Iain Macintyre | |
Birth Name: | Iain Macintyre |
Birth Date: | 1924 8, df=yes |
Birth Place: | Glasgow, Scotland |
Death Place: | London, England |
Education: | Jordanhill College School University of Glasgow |
Occupation: | Professor of Chemical Pathology |
Known For: | Research into calcium metabolism Sequencing of calcitonin Research into nitric oxide |
Work Institutions: | Royal Postgraduate Medical School, London William Harvey Research Institute, London |
Prizes: | Gairdner International Award Buchanan medal |
Child: | 1 |
Iain Macintyre FRS (30 August 192418 September 2008) was a British endocrinologist who made important contributions to the understanding of calcium regulation and bone metabolism. Shortly after the hormone calcitonin had been described by Harold Copp, Macintyre's team was the first to isolate and sequence the hormone and to demonstrate its origin in the parafollicular cells of the thyroid gland. He subsequently analysed its physiological actions. Along with H. R. Morris he isolated and sequenced calcitonin gene-related peptide. Later research centred on the role played by nitric oxide on bone metabolism.
Macintyre was born in Glasgow on 30 August 1924,[1] the eldest son of John Macintyre and Margaret (née Shaw). He went to school at Jordanhill College School (subsequently Jordanhill School), Glasgow, passing out as joint dux.[2]
He entered the University of Glasgow to study medicine and graduated MBChB in 1947.

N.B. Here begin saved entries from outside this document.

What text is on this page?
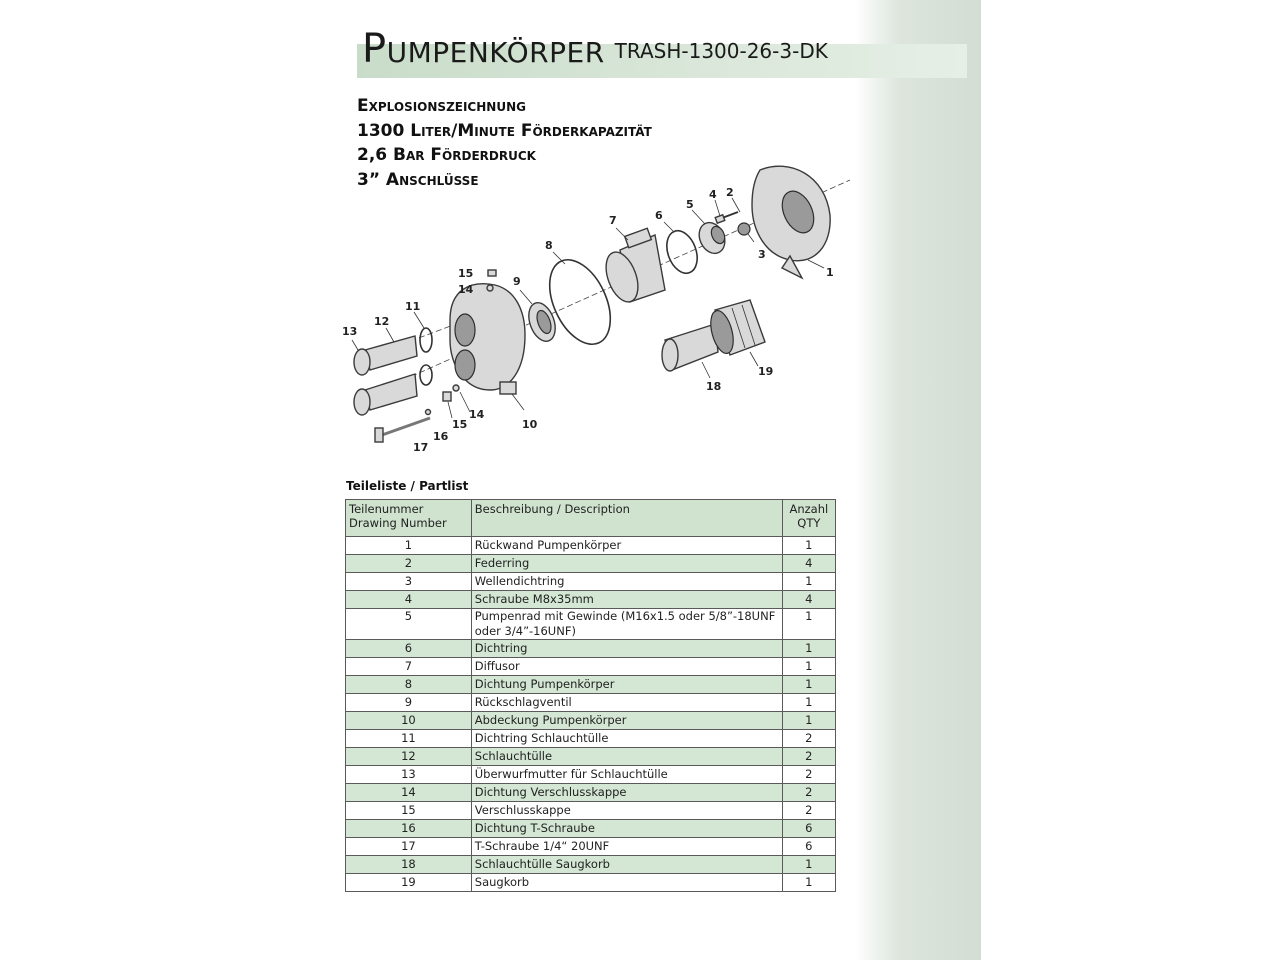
Pumpenkörper TRASH-1300-26-3-DK
Explosionszeichnung
1300 Liter/Minute Förderkapazität
2,6 Bar Förderdruck
3” Anschlüsse
1
2
3
4
5
6
7
8
9
10
11
12
13
14
15
14
15
16
17
18
19
Teileliste / Partlist
Teilenummer Drawing Number	Beschreibung / Description	Anzahl QTY
1	Rückwand Pumpenkörper	1
2	Federring	4
3	Wellendichtring	1
4	Schraube M8x35mm	4
5	Pumpenrad mit Gewinde (M16x1.5 oder 5/8”-18UNF oder 3/4”-16UNF)	1
6	Dichtring	1
7	Diffusor	1
8	Dichtung Pumpenkörper	1
9	Rückschlagventil	1
10	Abdeckung Pumpenkörper	1
11	Dichtring Schlauchtülle	2
12	Schlauchtülle	2
13	Überwurfmutter für Schlauchtülle	2
14	Dichtung Verschlusskappe	2
15	Verschlusskappe	2
16	Dichtung T-Schraube	6
17	T-Schraube 1/4“ 20UNF	6
18	Schlauchtülle Saugkorb	1
19	Saugkorb	1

After house posts in Glasgow, Macintyre began as a trainee pathologist in Sheffield, which involved working as a demonstrator in the laboratory of Dr (later Sir) Hans Krebs, the future Nobel laureate. His contact with Krebs would influence his career choice in chemical pathology.
He joined the chemical pathology department at the Royal Postgraduate Medical School, at the Hammersmith Hospital in London as a registrar. In 1954 he became the Sir Jack Drummond Memorial Fellow, which enabled him to embark on a career of research in biochemistry, initially under the mentorship of Professor Earl King.
He designed and constructed a flame photometer that enabled very accurate measurements of blood calcium and magnesium levels.[3] This led to studies of magnesium deficiency.[4] Shortly after Douglas Harold Copp's discovery of the hormone calcitonin,[5] Macintyre's group demonstrated that the hormone was produced in the parafollicular cells of the thyroid rather than the parathyroid gland as suggested by Copp.[6] In 1967 the Gardner International Award was made jointly to Copp and Macintyre for their work on the origin and existence of calcitonin. Macintyre's laboratory also purified and then sequenced both porcine calcitonin and human calcitonin.[7] His team also demonstrated calcitonin gene-related peptide,[8] which they went on to sequence[9] and then characterise.[10]
A major contribution to education during Macintyre's time at the Hammersmith Hospital was the organisation of international endocrinology conferences held every two years between 1967 and 1981. These were attended by leading workers in the field of endocrinology from around the world.
He was promoted to the chair of endocrine chemistry and chemical pathology in 1967, and in 1982 was appointed director of the Wellcome Endocrine Unit based at Hammersmith Hospital. The research interest expanded into the role of vitamin D in bone metabolism.
On retiring from the Hammersmith Hospital, Macintyre became research director at the William Harvey Research Institute of the University of London. There his research centred on the role of nitric oxide in bone metabolism.
In 1967 MacIntyre was awarded (jointly) the Canada Gairdner International Award.
He was the recipient of the IBMS Elsevier Award at the XIth ICCRH Conference in Florence in 1992. This award is given to "for outstanding research and teaching throughout their career by an IBMS member in the fields of bone and mineral metabolism".[11] He was elected a Fellow of the Royal Society in 1996, which awarded him the Buchanan Medal in 2006.
Macintyre married Mabel (Mabs) Wilson Jamieson, on 14 July 1947 in the Chapel of the University of Glasgow. She died in 2003. They had one daughter, Fiona Bell Macintyre.
He died in London on 18 September 2008.